CDER told the Pink Sheet said its review teams and Medical Policy Council review the status of all breakthrough-designated programs annually to see if the designation criteria continue to be met. The drugs center has rescinded a total of 15 breakthrough therapy designations as of 31 March. (Also see "Breakthrough Therapy Designations" - Pink Sheet, 7 Feb, 2017.)

In CBER, a committee performs a periodic summary review on the status of breakthrough-designated development programs every six to 12 months, or at a greater frequency agreed upon at the first breakthrough therapy review committee meeting with the sponsor. “The purpose of this review is to assess the continued adequacy of the proposed overall product development plan. The frequency of the periodic summary review may be adjusted as the development program progresses,” CBER said. CBER has not rescinded any breakthrough therapy designations as of 31 March.

Annual reviews to assess progress under breakthrough and RMAT are important to ensuring that companies are actively engaging with the agency, Heidaran said.

“When you don’t have that engagement, then you’re really not fulfilling the requirements for an expedited program, and that is what is happening in some cases,” he said. “And if that engagement is absent over the long term, then there are some question marks about whether the expedited program is actually serving its intent.”

Making some level of CMC readiness a condition for breakthrough or RMAT designation would also bring greater attention to manufacturing issues by senior management and investors, Heidaran believes.

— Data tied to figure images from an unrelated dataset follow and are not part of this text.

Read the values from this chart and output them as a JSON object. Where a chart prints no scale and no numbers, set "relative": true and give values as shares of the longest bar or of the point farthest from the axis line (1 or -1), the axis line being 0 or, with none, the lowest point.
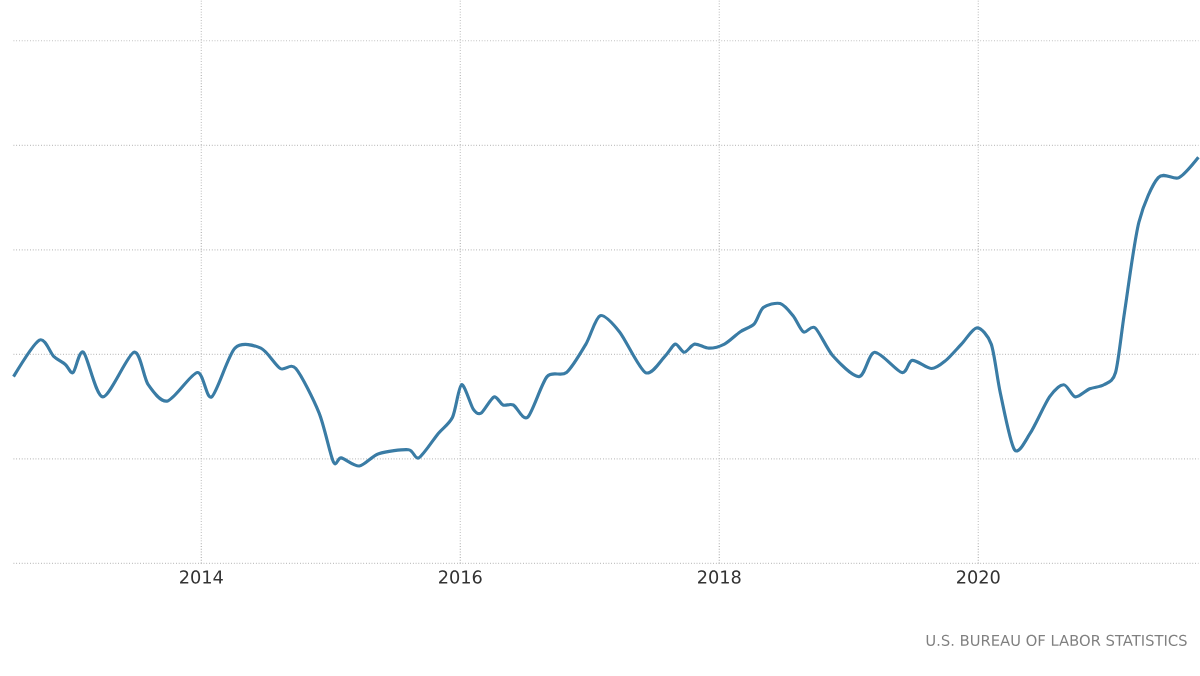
{
  "chart_data": {
    "type": "line",
    "relative": true,
    "grid": true,
    "x": [
      2012.55,
      2012.75,
      2012.86,
      2012.95,
      2013.01,
      2013.09,
      2013.24,
      2013.48,
      2013.59,
      2013.74,
      2013.97,
      2014.08,
      2014.26,
      2014.46,
      2014.61,
      2014.73,
      2014.91,
      2015.02,
      2015.08,
      2015.22,
      2015.37,
      2015.6,
      2015.68,
      2015.83,
      2015.94,
      2016.01,
      2016.1,
      2016.16,
      2016.26,
      2016.33,
      2016.41,
      2016.52,
      2016.67,
      2016.82,
      2016.97,
      2017.08,
      2017.23,
      2017.43,
      2017.58,
      2017.66,
      2017.73,
      2017.81,
      2017.92,
      2018.04,
      2018.16,
      2018.27,
      2018.34,
      2018.47,
      2018.57,
      2018.65,
      2018.74,
      2018.88,
      2019.08,
      2019.2,
      2019.41,
      2019.49,
      2019.64,
      2019.75,
      2019.87,
      2019.99,
      2020.1,
      2020.17,
      2020.28,
      2020.4,
      2020.55,
      2020.66,
      2020.75,
      2020.86,
      2020.97,
      2021.06,
      2021.13,
      2021.24,
      2021.39,
      2021.55,
      2021.7
    ],
    "series": [
      {
        "color": "#3a7ca5",
        "values": [
          0.46,
          0.55,
          0.51,
          0.49,
          0.47,
          0.52,
          0.41,
          0.52,
          0.44,
          0.4,
          0.47,
          0.41,
          0.53,
          0.53,
          0.48,
          0.48,
          0.37,
          0.25,
          0.26,
          0.24,
          0.27,
          0.28,
          0.26,
          0.32,
          0.36,
          0.44,
          0.38,
          0.37,
          0.41,
          0.39,
          0.39,
          0.36,
          0.46,
          0.47,
          0.54,
          0.61,
          0.57,
          0.47,
          0.51,
          0.54,
          0.52,
          0.54,
          0.53,
          0.54,
          0.57,
          0.59,
          0.63,
          0.64,
          0.61,
          0.57,
          0.58,
          0.51,
          0.46,
          0.52,
          0.47,
          0.5,
          0.48,
          0.5,
          0.54,
          0.58,
          0.54,
          0.42,
          0.28,
          0.32,
          0.41,
          0.44,
          0.41,
          0.43,
          0.44,
          0.47,
          0.62,
          0.84,
          0.95,
          0.95,
          1
        ]
      }
    ],
    "xlim": [
      2012.55,
      2021.7
    ],
    "xticks": [
      2014,
      2016,
      2018,
      2020
    ],
    "annotations": [
      "U.S. BUREAU OF LABOR STATISTICS"
    ]
  }
}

“When you don’t get comments from FDA in respect to your manufacturing, when you’re getting the expedited designation, when that pressure does not exist, it gives an erroneous impression to the CEOs, the decisionmakers within these companies, that your manufacturing is under control,” he said.

Little Problems Become Big Problems

Heidaran also expressed concerns that given the large treatment effects for breakthrough and RMAT-designated products, agency staff may feel pressure to approve a product even if its CMC is not up to snuff, and then manufacturing challenges become magnified at the commercial scale after approval.

In separate session at BIO, Denise Gavin, chief of CBER’s gene therapy branch, had some advice for sponsors when it comes to their manufacturing programs.

CBER’s Denise Gavin said she sees “a lot of funny statistics and really just hand waving and, ‘Everything’s fine.’ But then when you try to do a larger scale, you end up really messed up.”

“You need to make sure that you have enough quality data to actually understand what’s important for the critical quality attributes, so when you’re making all these changes through development that you have enough data that you can actually figure out what’s important,” Gavin said. “If you don’t have enough quality information, enough characterization of your product, you end up … just guess-working what’s important.”

Gavin said she sees “a lot of funny statistics and really just hand waving and, ‘Everything’s fine.’ But then when you try to do a larger scale, you end up really messed up.”

She urged sponsors to retain product from every single lot manufactured, even for preclinical use. “Instead of making huge lots of stuff, I would make smaller lots and try to treat people in the different trials with different lots of products,” she said. “Then you have a wider range of information about your product” when a sponsor seeks licensure.

[Editor's note: This story was revised on 19 June to correct Denise Gavin's title.]